Earlier this year, in a world first, New Zealand granted one of it's greatest rivers the same legal rights as a human being. This river will now have the same protections from abuse or harm as your or I under New Zealand law. Yet while one of its great rivers has been protected from harm and exploitation, two other pristine bodies of water in the island nation have been put in the cross-hairs.
The latest targets are the Lakes of Greaney and Minim Mere where Alpine Pure Limited (APL) wants to collect 800 million litres a month of some of the most pristine water on earth and ship it to overseas markets to make billions. Local councils charge APL a small nominal fee, while at the same time many local are forced to boil or even purchase their own water - at ridiculous prices - as other local sources have become more contaminated. The government has already granted APL the right to extract the water, they are now simply waiting to get approval to ship it overseas.

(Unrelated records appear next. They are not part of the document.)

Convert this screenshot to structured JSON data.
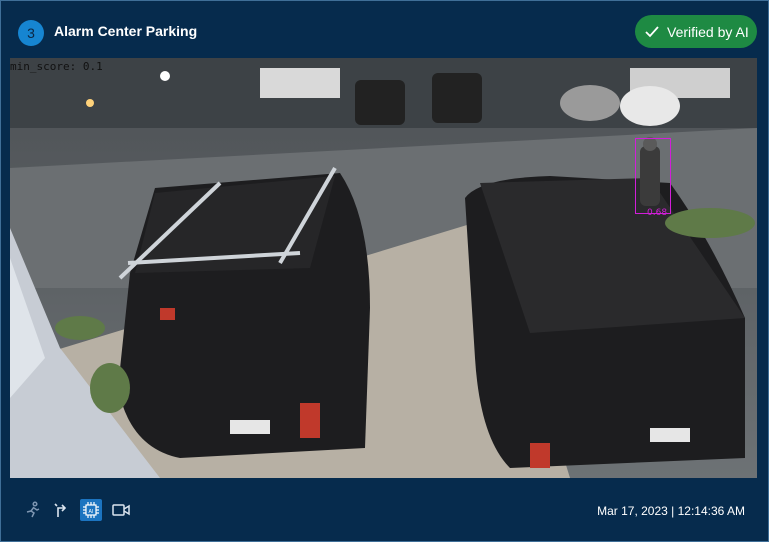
{
  "camera": {
    "number": "3",
    "name": "Alarm Center Parking"
  },
  "status": {
    "verified_label": "Verified by AI",
    "color": "#1e8a43"
  },
  "overlay": {
    "min_score": "min_score: 0.1"
  },
  "detection": {
    "label": "0.68"
  },
  "toolbar": {
    "icons": [
      "running-person-icon",
      "turn-arrow-icon",
      "ai-chip-icon",
      "video-camera-icon"
    ],
    "active": "ai-chip-icon"
  },
  "footer": {
    "timestamp": "Mar 17, 2023 | 12:14:36 AM"
  },
  "colors": {
    "background": "#062b4d",
    "border": "#3f6f98",
    "badge": "#1685d1",
    "active_tool": "#1c74c0",
    "detection": "#d11ed8"
  }
}
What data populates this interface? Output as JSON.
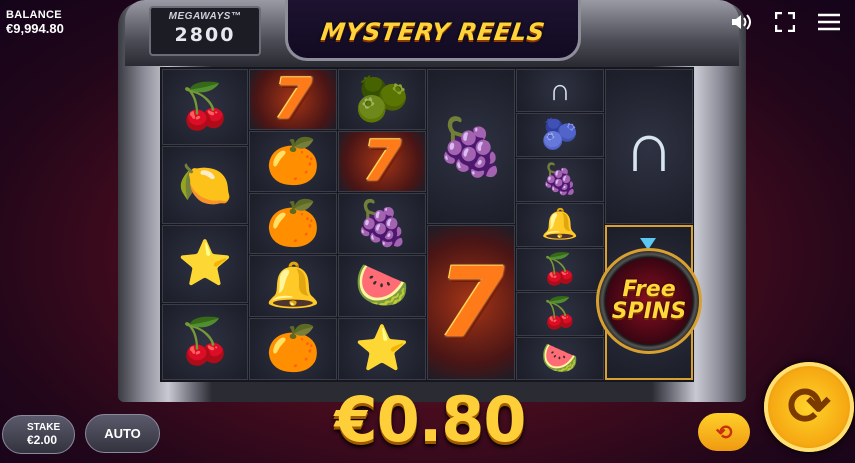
{
  "balance": {
    "label": "BALANCE",
    "value": "€9,994.80"
  },
  "header": {
    "megaways_label": "MEGAWAYS™",
    "megaways_count": "2800",
    "logo": "MYSTERY REELS"
  },
  "icons": {
    "sound": "speaker-icon",
    "fullscreen": "fullscreen-icon",
    "menu": "hamburger-menu-icon"
  },
  "reels": [
    [
      "cherry",
      "lemon",
      "star",
      "cherry"
    ],
    [
      "seven",
      "orange",
      "orange",
      "bell",
      "orange"
    ],
    [
      "plum",
      "seven",
      "grapes",
      "watermelon",
      "star"
    ],
    [
      "grapes",
      "seven"
    ],
    [
      "horseshoe",
      "plum",
      "grapes",
      "bell",
      "cherry",
      "cherry",
      "watermelon"
    ],
    [
      "horseshoe",
      "free-spins"
    ]
  ],
  "free_spins": {
    "line1": "Free",
    "line2": "SPINS"
  },
  "win_amount": "€0.80",
  "controls": {
    "stake_label": "STAKE",
    "stake_value": "€2.00",
    "auto_label": "AUTO",
    "turbo_icon": "turbo-icon",
    "spin_icon": "spin-icon"
  },
  "colors": {
    "accent": "#ffcf3a",
    "spin": "#f6a812",
    "background": "#4a0d1e"
  }
}
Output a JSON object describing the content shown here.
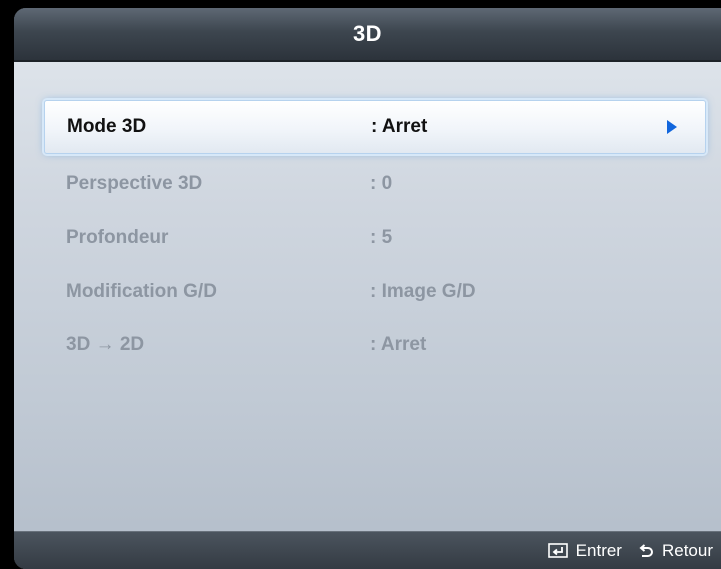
{
  "header": {
    "title": "3D"
  },
  "menu": {
    "items": [
      {
        "label": "Mode 3D",
        "value": ": Arret",
        "state": "selected"
      },
      {
        "label": "Perspective 3D",
        "value": ": 0",
        "state": "disabled"
      },
      {
        "label": "Profondeur",
        "value": ": 5",
        "state": "disabled"
      },
      {
        "label": "Modification G/D",
        "value": ": Image G/D",
        "state": "disabled"
      },
      {
        "label": "3D → 2D",
        "value": ": Arret",
        "state": "disabled"
      }
    ]
  },
  "footer": {
    "enter_label": "Entrer",
    "return_label": "Retour"
  },
  "colors": {
    "accent_arrow": "#1166dd",
    "disabled_text": "#8d96a2",
    "selected_glow": "#d7e8f8"
  },
  "icons": [
    "chevron-right-icon",
    "enter-icon",
    "return-icon"
  ]
}
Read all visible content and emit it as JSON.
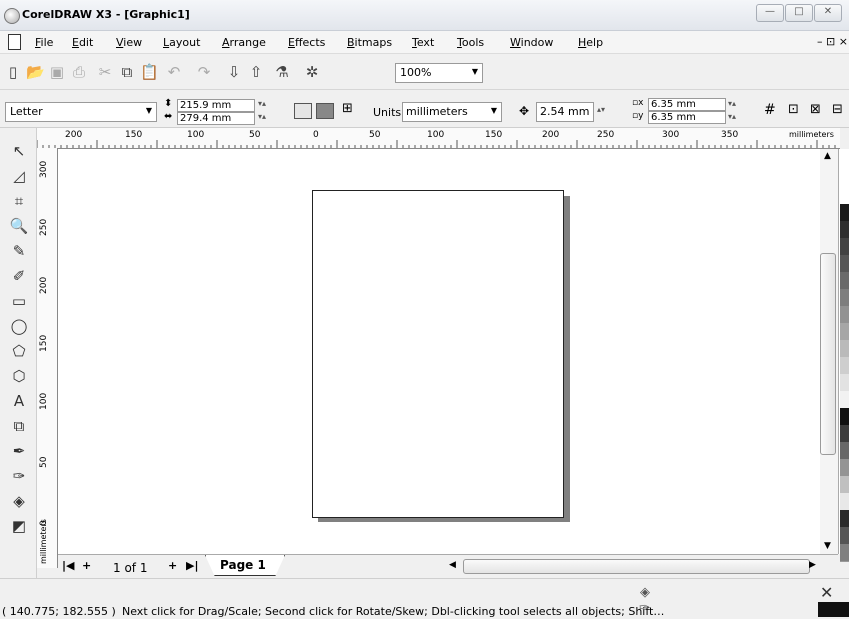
{
  "window": {
    "title": "CorelDRAW X3 - [Graphic1]",
    "min": "—",
    "max": "□",
    "close": "✕"
  },
  "menu": {
    "items": [
      "File",
      "Edit",
      "View",
      "Layout",
      "Arrange",
      "Effects",
      "Bitmaps",
      "Text",
      "Tools",
      "Window",
      "Help"
    ],
    "right_controls": "– ⊡ ×"
  },
  "standard_toolbar": {
    "zoom": "100%"
  },
  "property_bar": {
    "paper": "Letter",
    "width": "215.9 mm",
    "height": "279.4 mm",
    "units_label": "Units:",
    "units": "millimeters",
    "nudge": "2.54 mm",
    "dup_x": "6.35 mm",
    "dup_y": "6.35 mm"
  },
  "ruler": {
    "h_labels": [
      "200",
      "150",
      "100",
      "50",
      "0",
      "50",
      "100",
      "150",
      "200",
      "250",
      "300",
      "350"
    ],
    "h_units": "millimeters",
    "v_labels": [
      "300",
      "250",
      "200",
      "150",
      "100",
      "50",
      "0"
    ],
    "v_units": "millimeters"
  },
  "page_nav": {
    "count": "1 of 1",
    "tab": "Page 1"
  },
  "status": {
    "coords": "( 140.775; 182.555 )",
    "message": "Next click for Drag/Scale; Second click for Rotate/Skew; Dbl-clicking tool selects all objects; Shift…"
  },
  "palette": {
    "colors": [
      "#ffffff",
      "#1a1a1a",
      "#2e2e2e",
      "#424242",
      "#565656",
      "#6a6a6a",
      "#7e7e7e",
      "#929292",
      "#a6a6a6",
      "#bababa",
      "#cecece",
      "#e2e2e2",
      "#f2f2f2",
      "#111111",
      "#3c3c3c",
      "#686868",
      "#949494",
      "#c0c0c0",
      "#e8e8e8",
      "#2a2a2a",
      "#555555",
      "#808080"
    ]
  }
}
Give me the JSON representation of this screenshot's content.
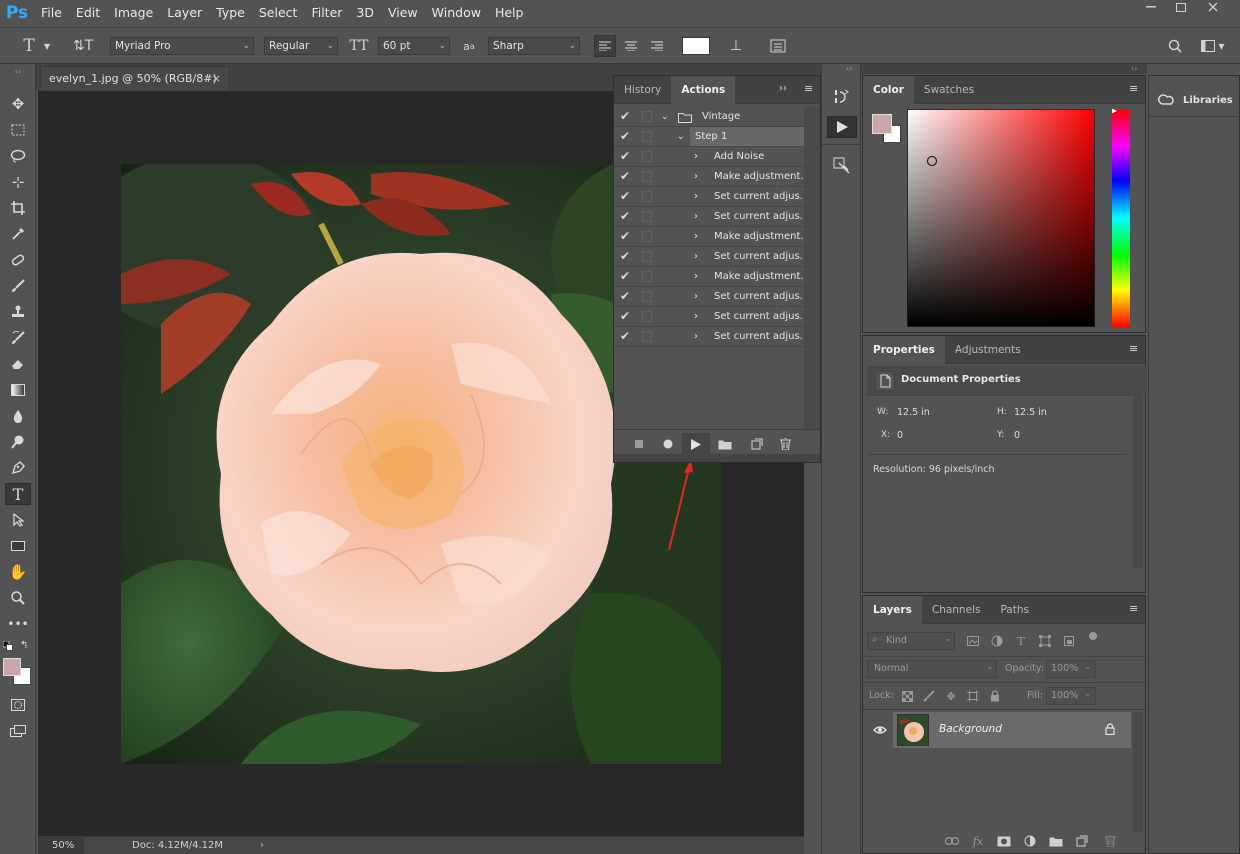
{
  "app": {
    "logo": "Ps"
  },
  "menu": [
    "File",
    "Edit",
    "Image",
    "Layer",
    "Type",
    "Select",
    "Filter",
    "3D",
    "View",
    "Window",
    "Help"
  ],
  "options_bar": {
    "font_family": "Myriad Pro",
    "font_style": "Regular",
    "font_size": "60 pt",
    "anti_alias": "Sharp",
    "aa_label": "a",
    "aa_label2": "a"
  },
  "document": {
    "tab_title": "evelyn_1.jpg @ 50% (RGB/8#)",
    "close": "×",
    "zoom": "50%",
    "doc_size": "Doc: 4.12M/4.12M"
  },
  "actions_panel": {
    "tabs": [
      "History",
      "Actions"
    ],
    "set_name": "Vintage",
    "action_name": "Step 1",
    "steps": [
      "Add Noise",
      "Make adjustment...",
      "Set current adjus...",
      "Set current adjus...",
      "Make adjustment...",
      "Set current adjus...",
      "Make adjustment...",
      "Set current adjus...",
      "Set current adjus...",
      "Set current adjus..."
    ]
  },
  "color_panel": {
    "tabs": [
      "Color",
      "Swatches"
    ],
    "foreground": "#c9a7a9",
    "background": "#ffffff",
    "hue": "#ff0000"
  },
  "libraries": {
    "label": "Libraries"
  },
  "properties_panel": {
    "tabs": [
      "Properties",
      "Adjustments"
    ],
    "title": "Document Properties",
    "w_label": "W:",
    "w_value": "12.5 in",
    "h_label": "H:",
    "h_value": "12.5 in",
    "x_label": "X:",
    "x_value": "0",
    "y_label": "Y:",
    "y_value": "0",
    "resolution": "Resolution: 96 pixels/inch"
  },
  "layers_panel": {
    "tabs": [
      "Layers",
      "Channels",
      "Paths"
    ],
    "filter_kind": "Kind",
    "blend_mode": "Normal",
    "opacity_label": "Opacity:",
    "opacity_value": "100%",
    "lock_label": "Lock:",
    "fill_label": "Fill:",
    "fill_value": "100%",
    "layer_name": "Background"
  },
  "colors": {
    "accent": "#31a8ff",
    "arrow": "#e8212a"
  }
}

If this happens legislators will have given away New Zealand's most precious resource away for next to nothing with no framework in place to for responsible management.
The only way Kiwis can ensure that their water is protected is by banning all bottled water exports until common sense legislation has been put in place that ensures this resource will be used properly and to benefit both the people and the ecosystem.
Water is literally our most precious resource and as it becomes more scarce it becomes more lucrative. The lack of water in some regions has already spawned serious conflicts. Some countries have even gone so far as to propose laws that would make the extraction of water a criminal offense for its citizens. And all the while, right under our noses large multinationals are buying the right to pristine water reserves. Let's not let New Zealand fall victim to this dangerous trend as well.
Ask Prime Minister English to ban the export of their water and protect New Zealand's most vital resource.
Dear Prime Minister English ;
We ask you to please protect our precious water resources and ban the export of water to foreign markets while New Zealand still grapples to create strong common sense protections for our pristine water reserves. The time is now to step in and put an end to this dangerous proposal that risks putting our health and ecosystems at risk.